DK Ancora Imparo

A cursory look at LLVM and Clang

Today, I spent my day looking at LLVM and Clang. It’s more like a cursory look rather than an in-depth investigation. The first thing that you want to do is to install LLVM tools. You could checkout the subversion repositories and build them from source. Be prepared to wait for an hour or so and have about 6 gigabytes of free space. Or, you could just invoke:

    $ brew llvm

It took only a few minutes or so because it’s a bottled package (binary). After that, we could write our first program:

    $ cat test.m
    #import <Foundation/Foundation.h>

    int main(int argc, char *argv[]) {
        NSLog(@"Hello World");
        return 0;
    }

    $ clang -framework Foundation test.m -o test

    $ ./test
    2013-08-12 20:12:30.409 test[6490:707] Hello World

Actually, we don’t need to install LLVM to perform the steps above because Xcode comes with clang. But, we do need some LLVM tools if we want to play around with the LLVM intermediate representation (“LLVM IR”).

Compiling a program is actually a multi step process that involves preprocessing, parsing, optimization, code generation, assembly, and linking. In addition to that, a compiler is normally implemented in a modular way; such that the part that handles processing the programming language code (front end) is independent from the part that handles generating the machine code (back end). This allows the compiler to handle multiple languages for multiple target machines. Some pictures that show a compiler architecture. If you have some existential questions about compilers, the following article describes bootstrapping a compiler so that it can self-compile itself.

In LLVM, the middle layers, where the front end and the back end meet, are represented by the LLVM IR, a well specified code representation. The LLVM IR is defined in three isomorphic forms: a human readable textual format, an in-memory data structure, and an efficient on-disk binary format (bitcode). Using the above source file, we can see the intermediate representation:

    $ clang test.m -S -emit-llvm -o test.ll
    $ cat test.ll
    ; ModuleID = 'test.m'
    target datalayout = "e-p:64:64:64-i1:8:8-i8:8:8-i16:16:16-i32:32:32-i64:64:64-f32:32:32-f64:64:64-v64:64:64-v128:128:128-a0:0:64-s0:64:64-f80:128:128-n8:16:32:64-S128"
    target triple = "x86_64-apple-macosx10.8.0"

    %0 = type opaque
    %struct.NSConstantString = type { i32*, i32, i8*, i64 }

    @__CFConstantStringClassReference = external global [0 x i32]
    @.str = linker_private unnamed_addr constant [12 x i8] c"Hello World\00", align 1
    @_unnamed_cfstring_ = private constant %struct.NSConstantString { i32* getelementptr inbounds ([0 x i32]* @__CFConstantStringClassReference, i32 0, i32 0), i32 1992, i8* getelementptr inbounds ([12 x i8]* @.str, i32 0, i32 0), i64 11 }, section "__DATA,__cfstring"

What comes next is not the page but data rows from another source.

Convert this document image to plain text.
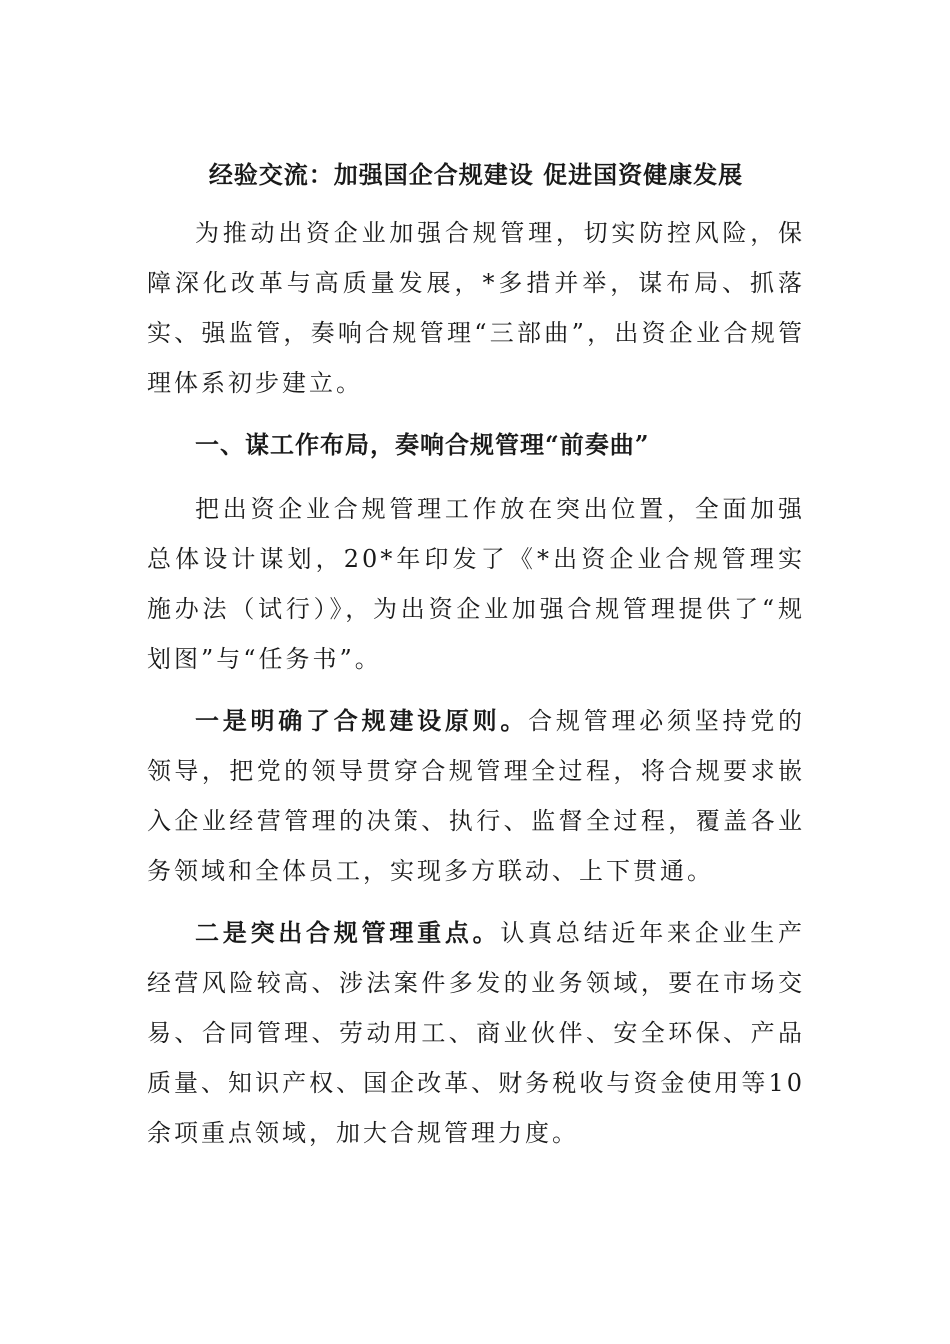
经验交流：加强国企合规建设 促进国资健康发展

为推动出资企业加强合规管理，切实防控风险，保障深化改革与高质量发展，*多措并举，谋布局、抓落实、强监管，奏响合规管理“三部曲”，出资企业合规管理体系初步建立。

一、谋工作布局，奏响合规管理“前奏曲”

把出资企业合规管理工作放在突出位置，全面加强总体设计谋划，20*年印发了《*出资企业合规管理实施办法（试行）》，为出资企业加强合规管理提供了“规划图”与“任务书”。

一是明确了合规建设原则。合规管理必须坚持党的领导，把党的领导贯穿合规管理全过程，将合规要求嵌入企业经营管理的决策、执行、监督全过程，覆盖各业务领域和全体员工，实现多方联动、上下贯通。

二是突出合规管理重点。认真总结近年来企业生产经营风险较高、涉法案件多发的业务领域，要在市场交易、合同管理、劳动用工、商业伙伴、安全环保、产品质量、知识产权、国企改革、财务税收与资金使用等10余项重点领域，加大合规管理力度。
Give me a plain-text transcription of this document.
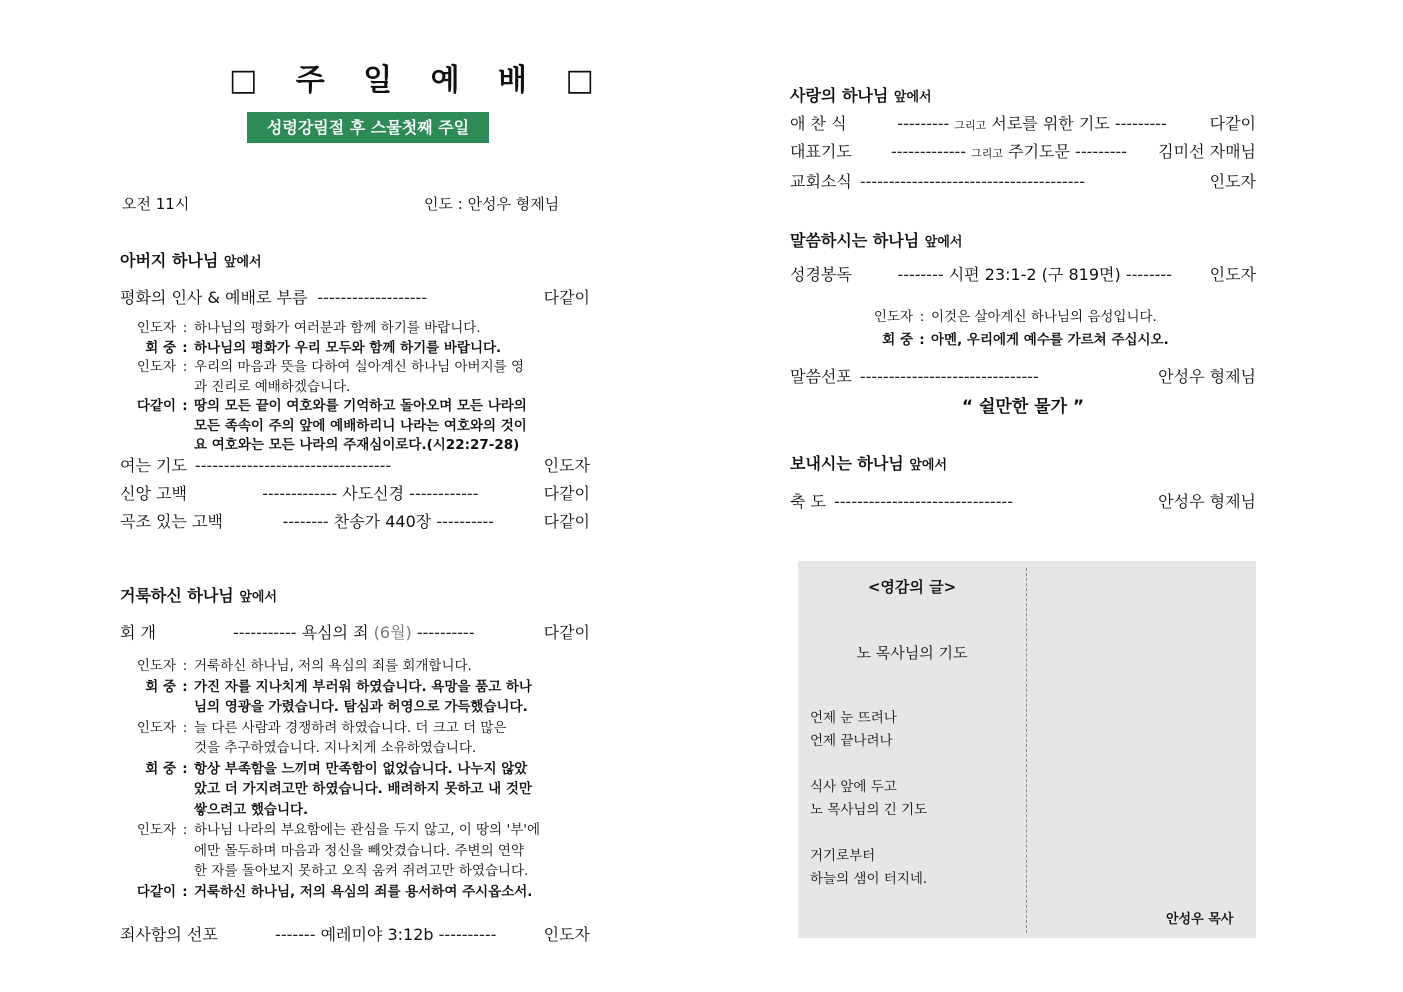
□ 주 일 예 배 □
성령강림절 후 스물첫째 주일
오전 11시	인도 : 안성우 형제님
아버지 하나님 앞에서
평화의 인사 & 예배로 부름 -------------------	다같이
인도자:하나님의 평화가 여러분과 함께 하기를 바랍니다.
회 중:하나님의 평화가 우리 모두와 함께 하기를 바랍니다.
인도자:우리의 마음과 뜻을 다하여 실아계신 하나님 아버지를 영
과 진리로 예배하겠습니다.
다같이:땅의 모든 끝이 여호와를 기억하고 돌아오며 모든 나라의
모든 족속이 주의 앞에 예배하리니 나라는 여호와의 것이
요 여호와는 모든 나라의 주재심이로다.(시22:27-28)
여는 기도 ----------------------------------	인도자
신앙 고백	------------- 사도신경 ------------	다같이
곡조 있는 고백	-------- 찬송가 440장 ----------	다같이
거룩하신 하나님 앞에서
회 개	----------- 욕심의 죄 (6월) ----------	다같이
인도자:거룩하신 하나님, 저의 욕심의 죄를 회개합니다.
회 중:가진 자를 지나치게 부러워 하였습니다. 욕망을 품고 하나
님의 영광을 가렸습니다. 탐심과 허영으로 가득했습니다.
인도자:늘 다른 사람과 경쟁하려 하였습니다. 더 크고 더 많은
것을 추구하였습니다. 지나치게 소유하였습니다.
회 중:항상 부족함을 느끼며 만족함이 없었습니다. 나누지 않았
았고 더 가지려고만 하였습니다. 배려하지 못하고 내 것만
쌓으려고 했습니다.
인도자:하나님 나라의 부요함에는 관심을 두지 않고, 이 땅의 '부'에
에만 몰두하며 마음과 정신을 빼앗겼습니다. 주변의 연약
한 자를 돌아보지 못하고 오직 움켜 쥐려고만 하였습니다.
다같이:거룩하신 하나님, 저의 욕심의 죄를 용서하여 주시옵소서.
죄사함의 선포	------- 예레미야 3:12b ----------	인도자
사랑의 하나님 앞에서
애 찬 식	--------- 그리고 서로를 위한 기도 ---------	다같이
대표기도	------------- 그리고 주기도문 ---------	김미선 자매님
교회소식 ---------------------------------------	인도자
말씀하시는 하나님 앞에서
성경봉독	-------- 시편 23:1-2 (구 819면) --------	인도자
인도자:이것은 살아계신 하나님의 음성입니다.
회 중:아멘, 우리에게 예수를 가르쳐 주십시오.
말씀선포 -------------------------------	안성우 형제님
“ 쉴만한 물가 ”
보내시는 하나님 앞에서
축 도 -------------------------------	안성우 형제님
<영감의 글>
노 목사님의 기도
언제 눈 뜨려나
언제 끝나려나

식사 앞에 두고
노 목사님의 긴 기도

거기로부터
하늘의 샘이 터지네.
안성우 목사
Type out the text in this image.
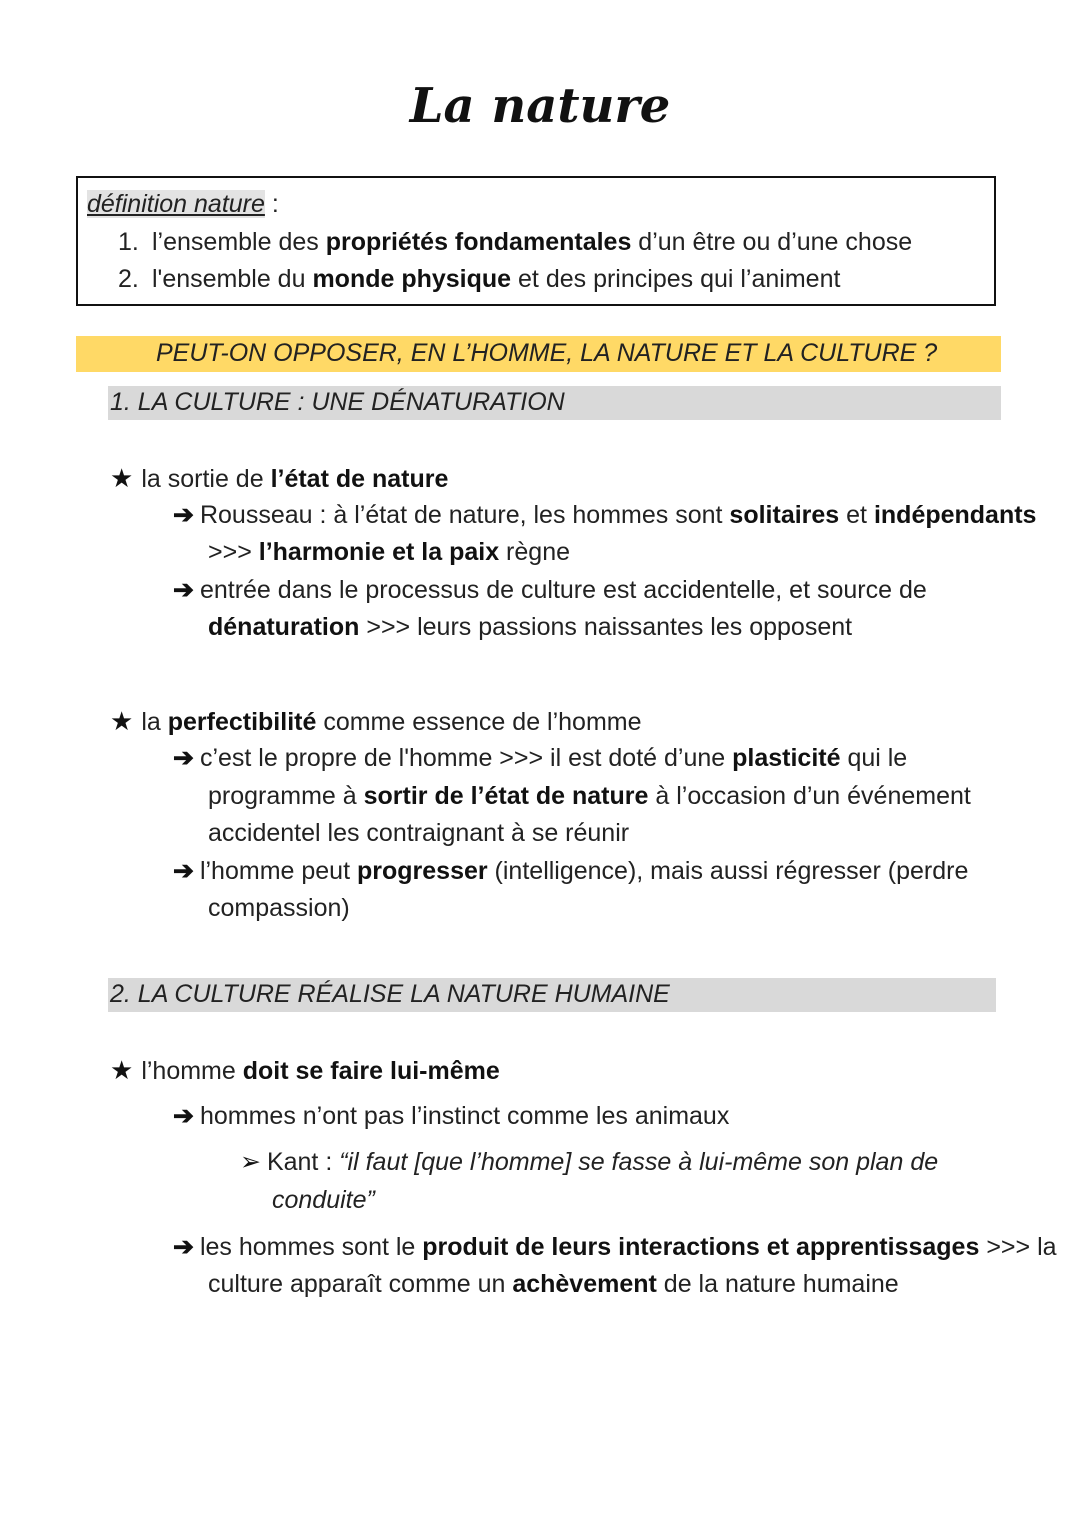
La nature
définition nature :
1. l’ensemble des propriétés fondamentales d’un être ou d’une chose
2. l'ensemble du monde physique et des principes qui l’animent
PEUT-ON OPPOSER, EN L’HOMME, LA NATURE ET LA CULTURE ?
1. LA CULTURE : UNE DÉNATURATION
★ la sortie de l’état de nature
➔ Rousseau : à l’état de nature, les hommes sont solitaires et indépendants
>>> l’harmonie et la paix règne
➔ entrée dans le processus de culture est accidentelle, et source de
dénaturation >>> leurs passions naissantes les opposent
★ la perfectibilité comme essence de l’homme
➔ c’est le propre de l'homme >>> il est doté d’une plasticité qui le
programme à sortir de l’état de nature à l’occasion d’un événement
accidentel les contraignant à se réunir
➔ l’homme peut progresser (intelligence), mais aussi régresser (perdre
compassion)
2. LA CULTURE RÉALISE LA NATURE HUMAINE
★ l’homme doit se faire lui-même
➔ hommes n’ont pas l’instinct comme les animaux
➢ Kant : “il faut [que l’homme] se fasse à lui-même son plan de
conduite”
➔ les hommes sont le produit de leurs interactions et apprentissages >>> la
culture apparaît comme un achèvement de la nature humaine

    define i32 @main(i32 %argc, i8** %argv) uwtable ssp {
      %1 = alloca i32, align 4
      %2 = alloca i32, align 4
      %3 = alloca i8**, align 8
      store i32 0, i32* %1
      store i32 %argc, i32* %2, align 4
      store i8** %argv, i8*** %3, align 8
      call void (%0*, ...)* @NSLog(%0* bitcast (%struct.NSConstantString* @_unnamed_cfstring_ to %0*))
      ret i32 0
    }

    declare void @NSLog(%0*, ...)

    !llvm.module.flags = !{!0, !1, !2, !3}

    !0 = metadata !{i32 1, metadata !"Objective-C Version", i32 2}
    !1 = metadata !{i32 1, metadata !"Objective-C Image Info Version", i32 0}
    !2 = metadata !{i32 1, metadata !"Objective-C Image Info Section", metadata !"__DATA, __objc_imageinfo, regular, no_dead_strip"}
    !3 = metadata !{i32 4, metadata !"Objective-C Garbage Collection", i32 0}

The file test.ll contains the human readable LLVM IR which can be converted into the bitcode format:

    $ llvm-as test.ll
    $ file test.bc
    test.bc: LLVM bit-code object x86_64
    $ od -x -N 4 test.bc
    0000000      c0de    0b17
    0000004

Interesting trivia: the magic number for bitcode files is 0x0b17c0de. The tool llvm-dis disassembles the bitcode into the human readable IR. And the tool lli directly executes programs from LLVM bitcode.

    $ rm test.ll
    $ llvm-dis test.bc # You'll get the test.ll file back
    $ lli -load=/System/Library/Frameworks/Foundation.framework/Versions/Current/Foundation test.bc
    2013-08-12 22:23:50.181 lli[9516:707] Hello World

Well, that’s it. A cursory look at LLVM and Clang. More to come. Oh by the way, a highly recommended article on LLVM by Chris Lattner himself can be found in The Architecture of Open Source Applications book.